Each online issue of Analysis in Brief (AIB) tackles an academic medicine research topic, and presents a two-page, easy-to-read snapshot of the AAMC’s data collection and research activities. Topics are selected through a peer-review process and support the association’s strategic research agenda.  The reports not only present data, but also provide context on the issues, interpretation of results and trends, and discussion of the policy and practical implications of the results—all of which may help to facilitate institutional and policy improvements at medical schools and teaching hospitals.

In addition to the latest issue highlighted here, you can access the Analysis in Brief archives and download the free PDF reports.

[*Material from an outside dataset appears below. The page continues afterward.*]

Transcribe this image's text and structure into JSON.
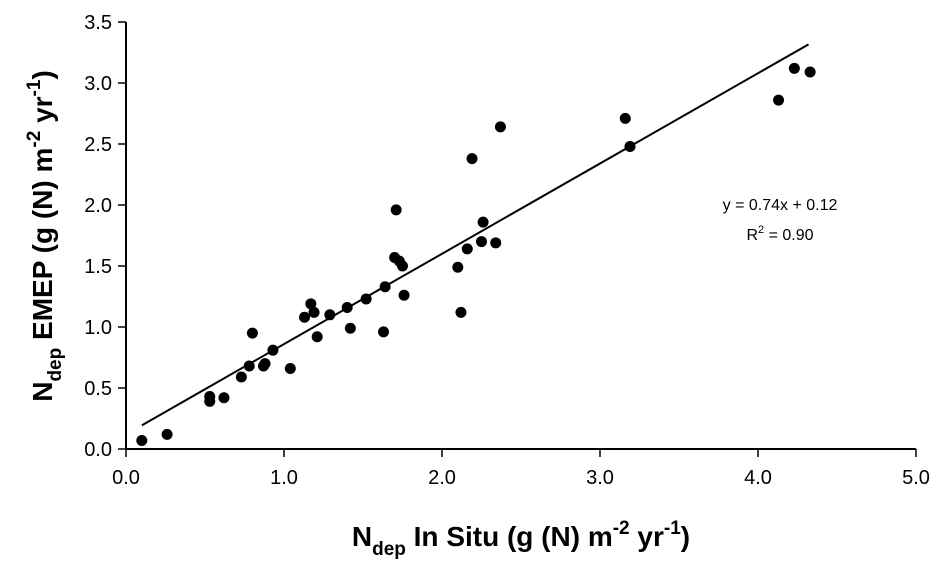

The Consumer Perspective on Access to Health Care: Pre- and Post- Affordable Care Act

The Patient Protection and Affordable Care Act has provided significant health insurance reforms. In January 2014, health insurance exchanges were established, Medicaid coverage was officially expanded in most states, and individuals were required to obtain health insurance coverage, resulting in a great number of people gaining health insurance coverage. While health insurance is a major driver of health care access, there are additional factors that influence consumer access to care. This Analysis in Brief reports on how consumers’ access to health care has changed in the period leading up to and following the implementation of Medicaid expansion and insurance exchanges,  and examines the variations in access to care that persist. Results show that at least one in seven survey respondents reported an inability to obtain needed care in the last 12 months. Subgroups that faced consistent barriers to access before the ACA continued to struggle to obtain health care. Survey results also show that respondents reported that “could not afford” and “could not find a provider” were the top two reasons for being unable to get care both pre- and post-implementation of Medicaid expansion and insurance exchanges. However, after expansion and exchange implementation, a smaller percentage of respondents were unable to get care because of cost and a greater percentage of respondents were unable to get care because of an inability to find a health care provider, reflecting a significant shift after these changes were introduced. Recent changes in U.S. health care policy were designed to increase consumers’ access to health care services, especially among low-and middle-income individuals. Although there is evidence that more Americans are getting health insurance, results suggest that no overall improvement in access to care has followed, at least in the short term.